Will Laptops Succumb to the Tablet Onslaught?

by Matt Klassen on January 12, 2012

With technology increasingly becoming more mobile and more powerful, it was just a matter of time before we saw the encroachment of the mobile market on the traditional computing sector. In fact, with the advent of the tablet computing device, many have already predicted the impending demise of the traditional laptop computer.

But even as next generation mobile devices are now sufficiently powerful enough to be branded as the ultimate mobile computing machine–small enough to be mobile, powerful enough to replace your laptop—the question remains, is that tablet the successor to the laptop, the next step on the technological evolutionary chain, or can these two devices coexist?

While the debate rages on among analysts, bloggers, and technophiles the world over, polling firm Poll Position conducted a study to see where the general public weighs in on this debate, and it looks like most believe the traditional laptop is on its way out.

In a relatively small survey of just under 2000 American registered voters, Poll Position found that 46 percent of respondents thought that tablets are indeed the natural successor to the laptop and will replace the antiquated computing device in the near future. While that number is still less than half, it is considerably more than the 35 percent of respondents who didn’t think devices like the iPad or Amazon Kindle would replace the laptop and the near 20 percent of respondents who really just didn’t care.

What’s truly interesting about this survey though, is how the various age demographics view the ongoing battle between tablets and laptops. For many analysts who see the writing on the wall for the tablet computer, the argument has always been that laptops are devices of our parents generation—I guess that would be my generation—and that young people will drive forward tablet adoption. According to Poll Position’s findings, however, that seems not to be true.

Among the youngest demographic polled (those aged 18-29), just under half thought that the tablet and laptop could coexist and that the former would not replace the latter. Interestingly, among the oldest demographic surveyed (65 years and older) almost three quarters thought the tablet would surely replace its laptop predecessor in the very near future.

While it remains to be seen which age group really has their finger on the pulse of technological trends and development, I personally find myself torn in this debate. While tablet adoption is high, laptop sales have remained strong-ish, a trend that means tablets are still a tangential niche technology, a sought after device that is not able—at this point at least—to replace anything.
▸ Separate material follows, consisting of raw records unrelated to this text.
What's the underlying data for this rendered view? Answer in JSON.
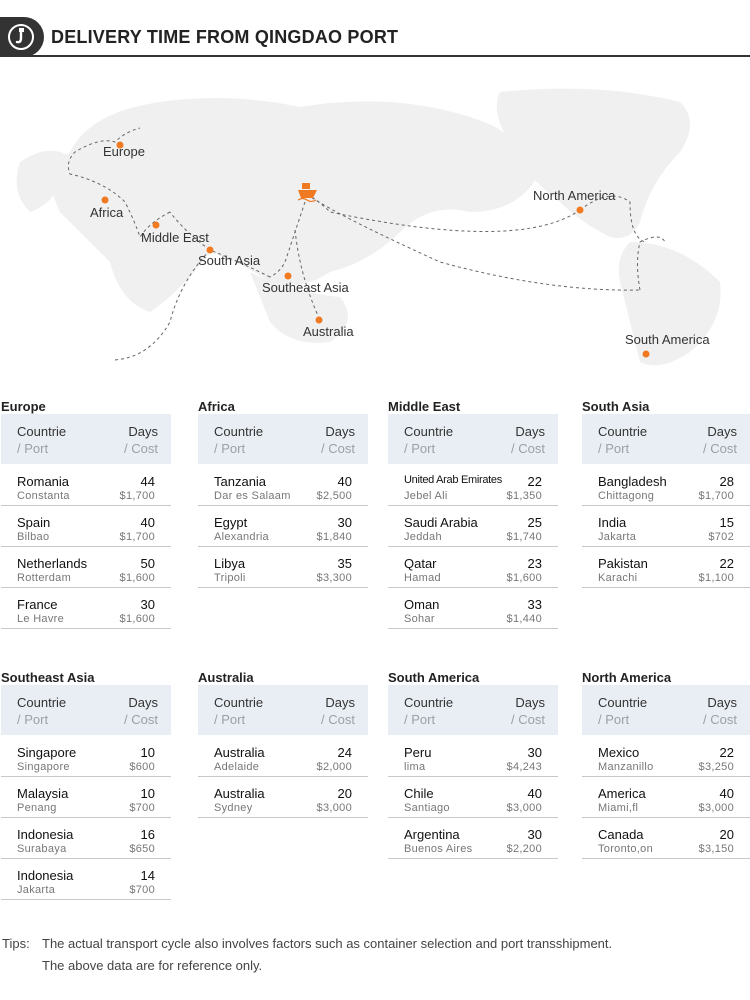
{
  "header": {
    "title": "DELIVERY TIME FROM QINGDAO PORT"
  },
  "map": {
    "labels": {
      "europe": "Europe",
      "africa": "Africa",
      "middle_east": "Middle East",
      "south_asia": "South Asia",
      "southeast_asia": "Southeast Asia",
      "australia": "Australia",
      "north_america": "North America",
      "south_america": "South America"
    },
    "route_color": "#666666",
    "marker_color": "#f07a21",
    "ship_icon": "ship-icon"
  },
  "table_header": {
    "col1_line1": "Countrie",
    "col1_line2": "/ Port",
    "col2_line1": "Days",
    "col2_line2": "/ Cost"
  },
  "regions": [
    {
      "title": "Europe",
      "rows": [
        {
          "country": "Romania",
          "port": "Constanta",
          "days": "44",
          "cost": "$1,700"
        },
        {
          "country": "Spain",
          "port": "Bilbao",
          "days": "40",
          "cost": "$1,700"
        },
        {
          "country": "Netherlands",
          "port": "Rotterdam",
          "days": "50",
          "cost": "$1,600"
        },
        {
          "country": "France",
          "port": "Le Havre",
          "days": "30",
          "cost": "$1,600"
        }
      ]
    },
    {
      "title": "Africa",
      "rows": [
        {
          "country": "Tanzania",
          "port": "Dar es Salaam",
          "days": "40",
          "cost": "$2,500"
        },
        {
          "country": "Egypt",
          "port": "Alexandria",
          "days": "30",
          "cost": "$1,840"
        },
        {
          "country": "Libya",
          "port": "Tripoli",
          "days": "35",
          "cost": "$3,300"
        }
      ]
    },
    {
      "title": "Middle East",
      "rows": [
        {
          "country": "United Arab Emirates",
          "port": "Jebel Ali",
          "days": "22",
          "cost": "$1,350"
        },
        {
          "country": "Saudi Arabia",
          "port": "Jeddah",
          "days": "25",
          "cost": "$1,740"
        },
        {
          "country": "Qatar",
          "port": "Hamad",
          "days": "23",
          "cost": "$1,600"
        },
        {
          "country": "Oman",
          "port": "Sohar",
          "days": "33",
          "cost": "$1,440"
        }
      ]
    },
    {
      "title": "South Asia",
      "rows": [
        {
          "country": "Bangladesh",
          "port": "Chittagong",
          "days": "28",
          "cost": "$1,700"
        },
        {
          "country": "India",
          "port": "Jakarta",
          "days": "15",
          "cost": "$702"
        },
        {
          "country": "Pakistan",
          "port": "Karachi",
          "days": "22",
          "cost": "$1,100"
        }
      ]
    },
    {
      "title": "Southeast Asia",
      "rows": [
        {
          "country": "Singapore",
          "port": "Singapore",
          "days": "10",
          "cost": "$600"
        },
        {
          "country": "Malaysia",
          "port": "Penang",
          "days": "10",
          "cost": "$700"
        },
        {
          "country": "Indonesia",
          "port": "Surabaya",
          "days": "16",
          "cost": "$650"
        },
        {
          "country": "Indonesia",
          "port": "Jakarta",
          "days": "14",
          "cost": "$700"
        }
      ]
    },
    {
      "title": "Australia",
      "rows": [
        {
          "country": "Australia",
          "port": "Adelaide",
          "days": "24",
          "cost": "$2,000"
        },
        {
          "country": "Australia",
          "port": "Sydney",
          "days": "20",
          "cost": "$3,000"
        }
      ]
    },
    {
      "title": "South America",
      "rows": [
        {
          "country": "Peru",
          "port": "lima",
          "days": "30",
          "cost": "$4,243"
        },
        {
          "country": "Chile",
          "port": "Santiago",
          "days": "40",
          "cost": "$3,000"
        },
        {
          "country": "Argentina",
          "port": "Buenos Aires",
          "days": "30",
          "cost": "$2,200"
        }
      ]
    },
    {
      "title": "North America",
      "rows": [
        {
          "country": "Mexico",
          "port": "Manzanillo",
          "days": "22",
          "cost": "$3,250"
        },
        {
          "country": "America",
          "port": "Miami,fl",
          "days": "40",
          "cost": "$3,000"
        },
        {
          "country": "Canada",
          "port": "Toronto,on",
          "days": "20",
          "cost": "$3,150"
        }
      ]
    }
  ],
  "tips": {
    "label": "Tips:",
    "line1": "The actual transport cycle also involves factors such as container selection and port transshipment.",
    "line2": "The above data are for reference only."
  }
}
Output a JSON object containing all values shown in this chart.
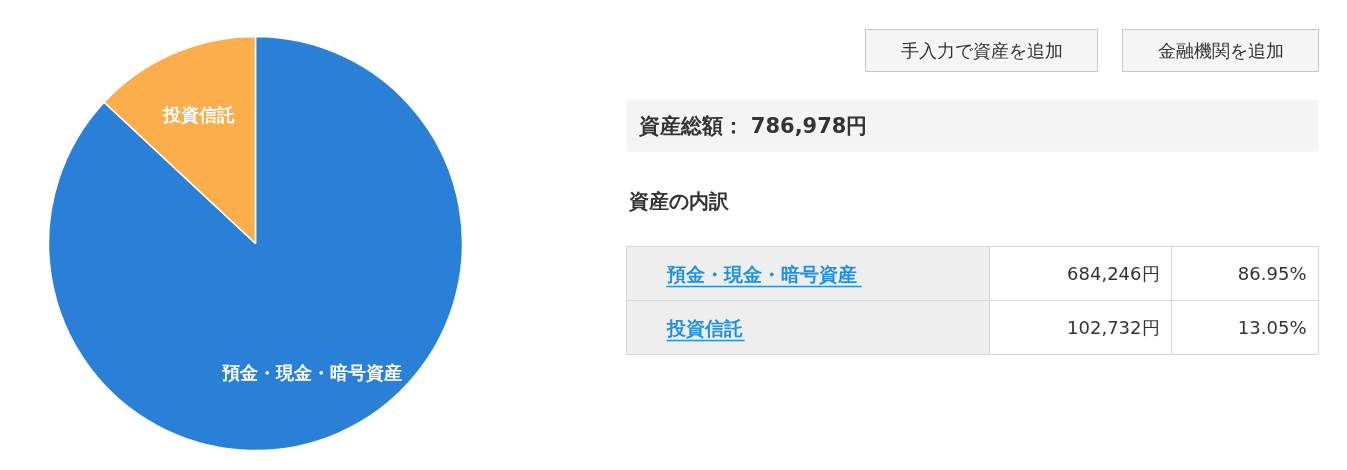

In fact, I look at statistics from market research firms like NPD, which report 72.7 tablets hit store shelves last year, a number that is easily beaten by notebook shipments, which rose to 187.5 million units over the same period, and I have to think that laptops aren’t going anywhere. Case and point, NPD forecasts that by 2017 tablet shipments will rise to a staggering 383.3 million units, at which point they will still lag behind notebook shipments, which are estimated to hit 432 million units.

As I’ve said before, there will come a day when mobile technology will become powerful enough to handle anything we throw at it, and when that day comes the laptop will surely be doomed, whether or not the tablet will be the natural successor, however, still remains to be seen.